Люден коротко улыбнулся.
– Делая выводы, не руководствуетесь ли вы одной только сумятицей ваших веймарских впечатлений, пренебрегая до некоторой степени самим произведением?
Мицкевич пожал плечами.
– Это едва ли возможно. Или, чтобы выразить свою мысль с предельной простотой: я содрогнулся при виде того ледяного равнодушия, с каким высмеивают и расчленяют возвышенное. Даже если я приму в расчет одиночество Гете, о котором здесь так часто толкуют посвященные…
Люден перебил его.
– Одиночество! – воскликнул он. – Выдумка чистой воды! Для того чтобы прикрыть словами немецкое убожество, не щадящее, к сожалению, даже великого Гете. Люди куда как скоры выдвигать одиночество, если нужно чему-либо подыскать оправдание.
Мицкевич удивленно поднял брови.
– Вы и в самом деле так думаете? – спросил он.
Жесткая складка легла у мягких обычно губ Людена. Он встал с кресел и принялся расхаживать по комнате.
– Как же иначе? – начал он. – Знаете, господин Мицкевич, у нас образованные люди давно уже перестали замечать, как непрезентабельно они выглядят с их болтовней и делишками. Они, пожалуй, и сами давно смекнули, в чем их беда, иначе не ходили бы вокруг да около. Свою лепту вносит, конечно, и суета вокруг имени Гете, причем тут уже не играет роли, хулят они его или превозносят.
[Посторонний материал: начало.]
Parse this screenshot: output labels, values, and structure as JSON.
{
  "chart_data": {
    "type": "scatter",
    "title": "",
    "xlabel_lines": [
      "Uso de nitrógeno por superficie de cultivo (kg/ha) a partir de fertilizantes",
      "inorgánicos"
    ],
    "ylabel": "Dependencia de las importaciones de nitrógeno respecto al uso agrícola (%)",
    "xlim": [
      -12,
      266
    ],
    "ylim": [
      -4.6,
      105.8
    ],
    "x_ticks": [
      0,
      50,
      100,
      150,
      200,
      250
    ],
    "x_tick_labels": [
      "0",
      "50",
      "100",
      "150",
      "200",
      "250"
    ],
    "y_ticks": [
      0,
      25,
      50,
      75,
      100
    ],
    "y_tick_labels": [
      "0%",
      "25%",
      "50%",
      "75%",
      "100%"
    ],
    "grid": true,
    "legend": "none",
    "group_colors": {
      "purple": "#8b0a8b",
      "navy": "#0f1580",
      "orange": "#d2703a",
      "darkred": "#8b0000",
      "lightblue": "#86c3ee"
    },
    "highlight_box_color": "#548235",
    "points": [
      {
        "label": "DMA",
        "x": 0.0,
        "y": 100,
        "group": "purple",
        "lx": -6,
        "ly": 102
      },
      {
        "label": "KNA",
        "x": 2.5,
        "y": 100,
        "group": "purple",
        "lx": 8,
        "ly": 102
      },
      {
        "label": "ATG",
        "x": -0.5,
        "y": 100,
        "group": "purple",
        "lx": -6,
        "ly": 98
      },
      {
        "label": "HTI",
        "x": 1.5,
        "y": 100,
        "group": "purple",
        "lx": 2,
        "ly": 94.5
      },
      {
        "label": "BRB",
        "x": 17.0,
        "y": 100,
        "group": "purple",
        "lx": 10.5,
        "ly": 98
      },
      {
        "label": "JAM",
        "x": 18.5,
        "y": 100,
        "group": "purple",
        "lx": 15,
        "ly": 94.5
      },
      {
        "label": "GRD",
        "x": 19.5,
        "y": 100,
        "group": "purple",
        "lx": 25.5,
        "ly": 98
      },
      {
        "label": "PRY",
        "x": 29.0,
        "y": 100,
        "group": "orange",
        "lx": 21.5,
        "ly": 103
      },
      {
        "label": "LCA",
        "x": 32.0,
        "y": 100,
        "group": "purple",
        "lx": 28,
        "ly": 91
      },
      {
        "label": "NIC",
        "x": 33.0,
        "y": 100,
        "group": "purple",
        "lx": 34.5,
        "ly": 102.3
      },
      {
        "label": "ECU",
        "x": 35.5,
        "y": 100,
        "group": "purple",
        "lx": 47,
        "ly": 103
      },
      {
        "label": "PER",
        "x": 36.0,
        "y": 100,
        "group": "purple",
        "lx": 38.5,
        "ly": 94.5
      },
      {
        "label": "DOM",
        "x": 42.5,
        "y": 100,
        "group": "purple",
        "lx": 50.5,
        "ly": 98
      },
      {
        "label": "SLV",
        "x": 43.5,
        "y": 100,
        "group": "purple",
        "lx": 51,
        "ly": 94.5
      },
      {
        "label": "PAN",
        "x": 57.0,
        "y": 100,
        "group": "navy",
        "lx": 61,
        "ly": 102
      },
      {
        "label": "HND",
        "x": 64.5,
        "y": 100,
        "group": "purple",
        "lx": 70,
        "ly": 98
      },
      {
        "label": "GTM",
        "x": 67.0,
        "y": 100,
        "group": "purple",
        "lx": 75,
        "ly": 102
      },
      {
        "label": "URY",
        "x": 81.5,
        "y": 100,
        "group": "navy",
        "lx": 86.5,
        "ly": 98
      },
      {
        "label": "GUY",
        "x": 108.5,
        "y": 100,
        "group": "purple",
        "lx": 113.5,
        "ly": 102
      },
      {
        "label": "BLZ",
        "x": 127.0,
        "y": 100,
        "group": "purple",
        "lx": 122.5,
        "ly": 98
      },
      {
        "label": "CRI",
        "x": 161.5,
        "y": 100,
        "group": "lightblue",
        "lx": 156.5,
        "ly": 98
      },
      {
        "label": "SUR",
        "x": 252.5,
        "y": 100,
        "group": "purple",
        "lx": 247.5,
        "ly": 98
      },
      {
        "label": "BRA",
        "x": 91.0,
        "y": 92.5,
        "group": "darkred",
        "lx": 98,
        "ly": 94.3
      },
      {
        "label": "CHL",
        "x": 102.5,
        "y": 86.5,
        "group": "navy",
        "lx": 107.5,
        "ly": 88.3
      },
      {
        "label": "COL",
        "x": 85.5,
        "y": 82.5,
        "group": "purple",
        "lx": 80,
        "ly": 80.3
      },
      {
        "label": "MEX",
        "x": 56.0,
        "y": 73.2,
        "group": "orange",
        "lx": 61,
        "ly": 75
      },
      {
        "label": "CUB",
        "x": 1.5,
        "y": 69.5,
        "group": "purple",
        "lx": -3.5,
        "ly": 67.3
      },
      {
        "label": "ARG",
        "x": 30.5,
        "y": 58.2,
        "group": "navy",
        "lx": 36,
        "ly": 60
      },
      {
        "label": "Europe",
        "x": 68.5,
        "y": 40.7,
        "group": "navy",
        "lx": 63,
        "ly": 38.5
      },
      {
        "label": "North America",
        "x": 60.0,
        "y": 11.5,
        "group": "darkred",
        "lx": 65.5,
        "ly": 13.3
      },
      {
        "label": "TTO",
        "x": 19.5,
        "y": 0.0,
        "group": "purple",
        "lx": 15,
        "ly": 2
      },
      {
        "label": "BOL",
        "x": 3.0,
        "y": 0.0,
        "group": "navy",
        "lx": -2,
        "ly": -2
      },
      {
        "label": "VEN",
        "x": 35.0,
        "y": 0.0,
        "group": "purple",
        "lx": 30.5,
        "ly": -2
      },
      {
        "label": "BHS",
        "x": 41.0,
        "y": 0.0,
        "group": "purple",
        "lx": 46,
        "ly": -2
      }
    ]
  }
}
И то и другое одинаково глупо. Ежели вы желаете получить проблему Гете в ее истинном виде, вам следует переместить ее с эстетических небес на политическую почву.
Мицкевич также поднялся с места. Поскольку Люден умолк и принялся набивать свою трубку, он сказал:
– Продолжайте же, господин профессор. Хотя вы и добавляете новые сомнения к моим старым.
Люден подошел к нему и, смеясь, похлопал его по плечу.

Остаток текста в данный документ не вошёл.